Akan tetapi kompleknya ini sendiri selalu indah. Walaupun terletak di daerah banjir, tapi ternyata sistem pengendalian banjir di dalamnya sudah terbilang cukup memadahi.
Sejarah komplek susteran ini, pada awalnya dibangun adalah sebagai rumah sakit. Dibangun oleh VOC sekitar tahun 1732. Hitung sendiri berapa tahun pada saat Anda baca blog ini :).
Pada 1808 Pastor Lambertus Prinsen memprakarsai pendirian Rumah Yatim Piatu Katholik di Semarang. Dua puluh tahun kemudian, tanah tempat Rumah Sakit Tentara dibeli dan kemudian dipakai untuk susteran ketika sekelompok suster dari ordo Fransiskanes datang pada tahun 1870. Kompleks susteran ini dirancang oleh seorang arsitek Belanda M.Nestman.

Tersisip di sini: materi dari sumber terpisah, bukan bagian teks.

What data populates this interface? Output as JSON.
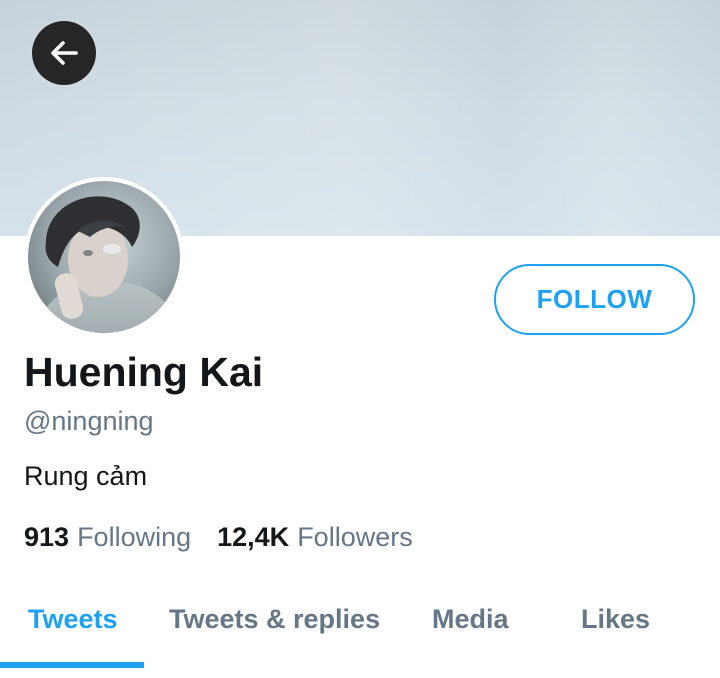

Kemudian tempat ini menjadi panti asuhan, dan kemudian terakhir menjadi komplek Suster-suster St. Fransiskus.
Konon batu bata di tempat ini, dibawa langsung dari Belanda. Mungkin waktu itu orang Belanda menilai orang lokal belum bisa membuat batu bata dengan kualitas seperti yang mereka mau. Membayangkannya saja sudah pusing. Bagaimana mereka unload dari pelabuhan dan membawanya ke tempat ini, dan membangunnya sampai menjadi bangunan megah. DAN BERDIRI KOKOH SAMPAI SEKARANG.
Yang mengagumkan dari tempat ini juga adalah, bahwa untuk mencuci pakaian dan setrika, masih menggunakan mesin yang sama yang digunakan sejak jaman Belanda. Bisa dilihat pada gambar-gambar di bawah.
Mesin setrika yang digunakan di sini, khusus untuk seprei/baju yang tidak berkancing. Karena caranya dengan di-press, sehingga tidak bisa untuk menyetrika kain/baju yang ada kancing nya.
Menurut suster yang mengoperasikan mesin-mesin ini, kendala terbesar dari merawat mesin-mesin ini adalah saat harus mencari suku cadang jika ada kerusakan.